Camp Dennison Civil War Museum
Backstory and Context
At the start of the Civil War, Abraham Lincoln called for 75,000 volunteers to end the rebellion brewing within the Southern states. In Ohio, Governor William Dennison looked to George B. McClellan to raise troops from his home state. McClellan's task was daunting, but with the support of local leaders, small militia camps were created throughout the state. Captain William S. Rosecrans picked this location just outside of Cincinnati for a large military post. The location took advantage of the city's role as a transportation hub with many railroads and rivers running towards the location of the camp. The land was purchased by the government with local farmers receiving sums ranging from $12 to $20 dollars after negotiations. Constructions of barracks starting soon after in 1861.
The first nights at Camp Dennison were abysmal for the soldiers as heavy rainfall rushed into incomplete barracks. Uniforms were not supplied to the men until May or June of 1861, so for many of the early arrivals they trained and worked in civilian clothes. Food had also become a problem for early regiments arriving at the camp as there was no appropriate place to prepare the food. Within weeks, Camp Dennison became the sixth most populated "city" in Ohio. More than 50,000 soldiers were to be mustered in the camps with no more than 12,000 located at the camp at any time.

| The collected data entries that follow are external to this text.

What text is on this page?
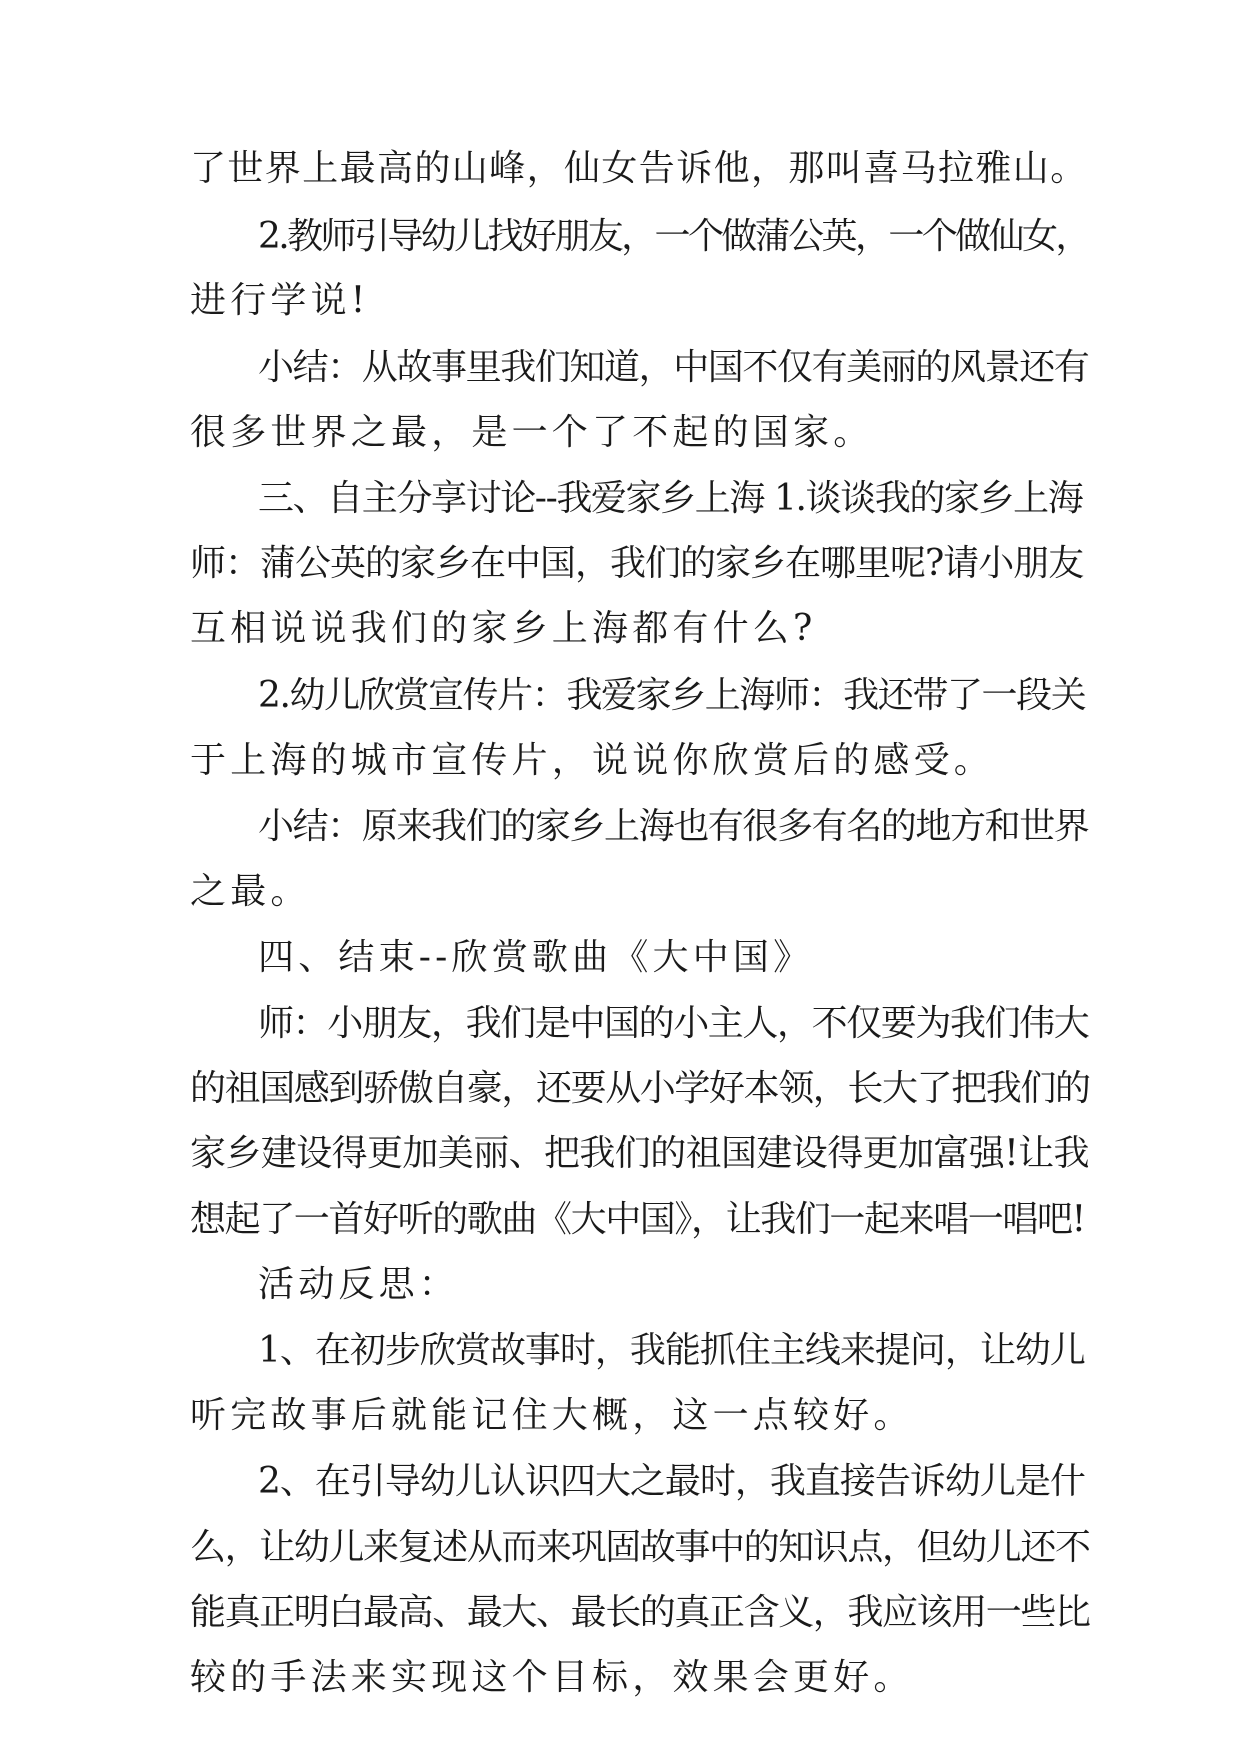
了世界上最高的山峰，仙女告诉他，那叫喜马拉雅山。
2.教师引导幼儿找好朋友，一个做蒲公英，一个做仙女，
进行学说!
小结：从故事里我们知道，中国不仅有美丽的风景还有
很多世界之最，是一个了不起的国家。
三、自主分享讨论--我爱家乡上海 1.谈谈我的家乡上海
师：蒲公英的家乡在中国，我们的家乡在哪里呢?请小朋友
互相说说我们的家乡上海都有什么?
2.幼儿欣赏宣传片：我爱家乡上海师：我还带了一段关
于上海的城市宣传片，说说你欣赏后的感受。
小结：原来我们的家乡上海也有很多有名的地方和世界
之最。
四、结束--欣赏歌曲《大中国》
师：小朋友，我们是中国的小主人，不仅要为我们伟大
的祖国感到骄傲自豪，还要从小学好本领，长大了把我们的
家乡建设得更加美丽、把我们的祖国建设得更加富强!让我
想起了一首好听的歌曲《大中国》，让我们一起来唱一唱吧!
活动反思：
1、在初步欣赏故事时，我能抓住主线来提问，让幼儿
听完故事后就能记住大概，这一点较好。
2、在引导幼儿认识四大之最时，我直接告诉幼儿是什
么，让幼儿来复述从而来巩固故事中的知识点，但幼儿还不
能真正明白最高、最大、最长的真正含义，我应该用一些比
较的手法来实现这个目标，效果会更好。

Men only spent a short time at Camp Dennison as they were prepared for battle and sent out across the United States. The camp included barracks, a hospital built following the bloody Battle of Shiloh, and a small prisoner of war camp that was used to move prisoners to the much bigger prison camps such as Camp Chase. On July 14, 1863, John Hunt Morgan's raiders in Ohio fought men stationed in the camp along with many wounded men at the hospital there. Although Morgan's men were able to destroy a supply train, they were unable to destroy a bridge near the camp.

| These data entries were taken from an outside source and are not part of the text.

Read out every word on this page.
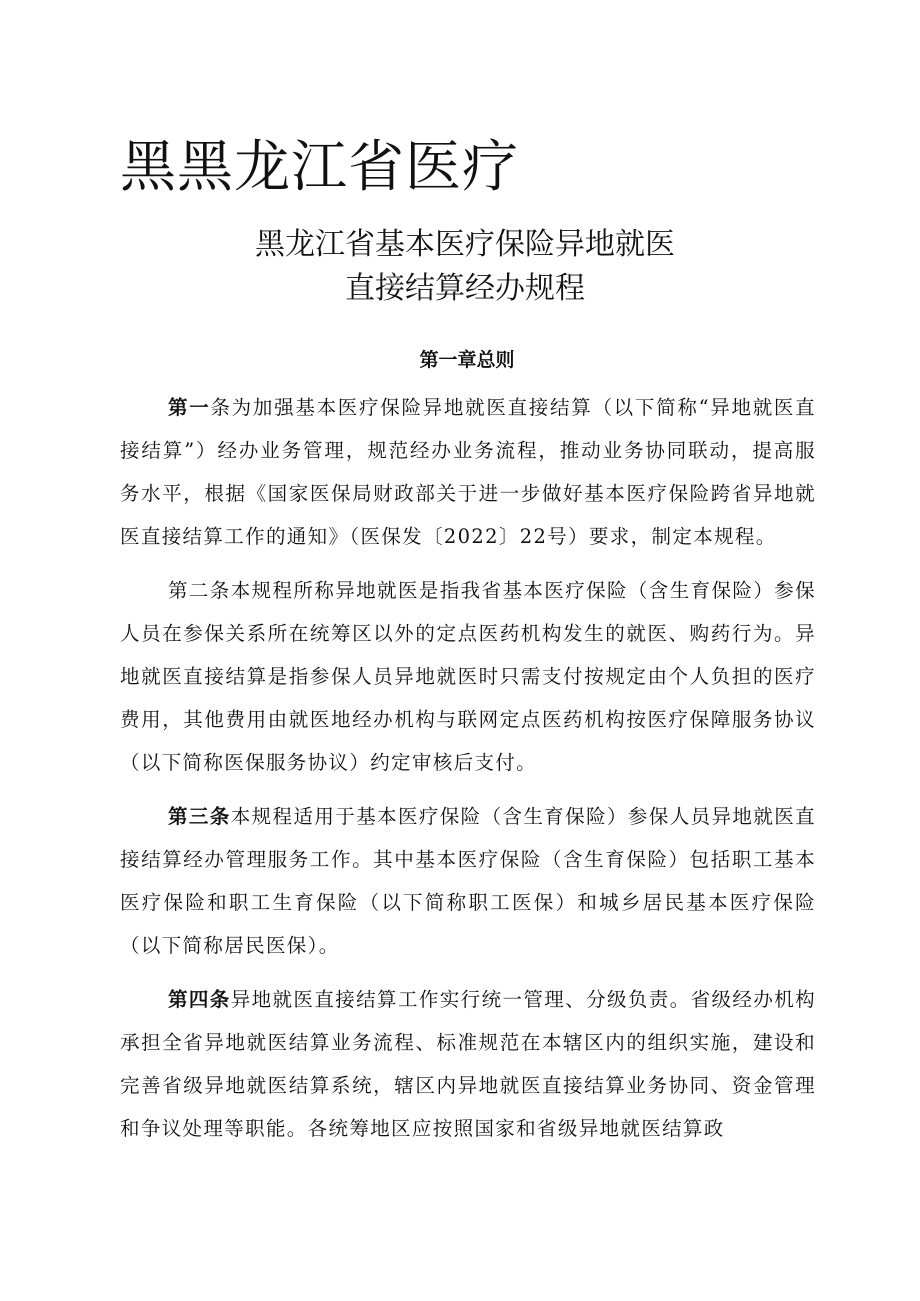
黑黑龙江省医疗
黑龙江省基本医疗保险异地就医
直接结算经办规程
第一章总则

第一条为加强基本医疗保险异地就医直接结算（以下简称“异地就医直接结算”）经办业务管理，规范经办业务流程，推动业务协同联动，提高服务水平，根据《国家医保局财政部关于进一步做好基本医疗保险跨省异地就医直接结算工作的通知》（医保发〔2022〕22号）要求，制定本规程。

第二条本规程所称异地就医是指我省基本医疗保险（含生育保险）参保人员在参保关系所在统筹区以外的定点医药机构发生的就医、购药行为。异地就医直接结算是指参保人员异地就医时只需支付按规定由个人负担的医疗费用，其他费用由就医地经办机构与联网定点医药机构按医疗保障服务协议（以下简称医保服务协议）约定审核后支付。

第三条本规程适用于基本医疗保险（含生育保险）参保人员异地就医直接结算经办管理服务工作。其中基本医疗保险（含生育保险）包括职工基本医疗保险和职工生育保险（以下简称职工医保）和城乡居民基本医疗保险（以下简称居民医保）。

第四条异地就医直接结算工作实行统一管理、分级负责。省级经办机构承担全省异地就医结算业务流程、标准规范在本辖区内的组织实施，建设和完善省级异地就医结算系统，辖区内异地就医直接结算业务协同、资金管理和争议处理等职能。各统筹地区应按照国家和省级异地就医结算政
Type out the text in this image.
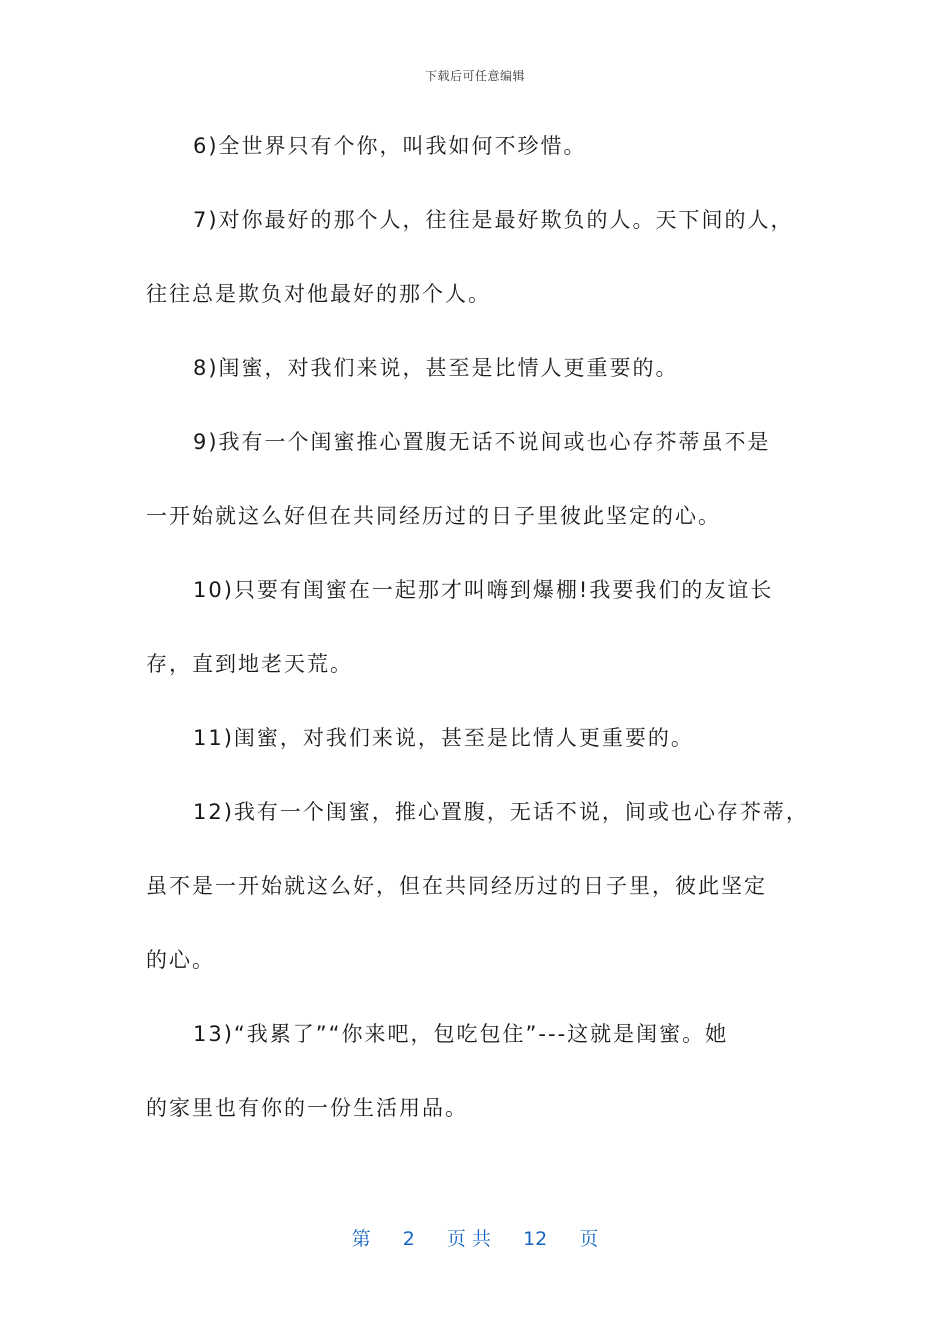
下载后可任意编辑
6)全世界只有个你，叫我如何不珍惜。
7)对你最好的那个人，往往是最好欺负的人。天下间的人，
往往总是欺负对他最好的那个人。
8)闺蜜，对我们来说，甚至是比情人更重要的。
9)我有一个闺蜜推心置腹无话不说间或也心存芥蒂虽不是
一开始就这么好但在共同经历过的日子里彼此坚定的心。
10)只要有闺蜜在一起那才叫嗨到爆棚!我要我们的友谊长
存，直到地老天荒。
11)闺蜜，对我们来说，甚至是比情人更重要的。
12)我有一个闺蜜，推心置腹，无话不说，间或也心存芥蒂，
虽不是一开始就这么好，但在共同经历过的日子里，彼此坚定
的心。
13)“我累了”“你来吧，包吃包住”---这就是闺蜜。她
的家里也有你的一份生活用品。
第 2 页 共 12 页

Several infantry and cavalry units were formed from the men trained at this camp. Eighteen camp commandants came and went throughout the start of the war until the end with some serving one day and others serving all the way up to six months. As the war closed, so did the camp in April 1865. Many of the local towns people tore down the barracks to use for building new houses. Today, a Civil War museum offers visitors a chance to learn about the history of the camp and the surrounding area.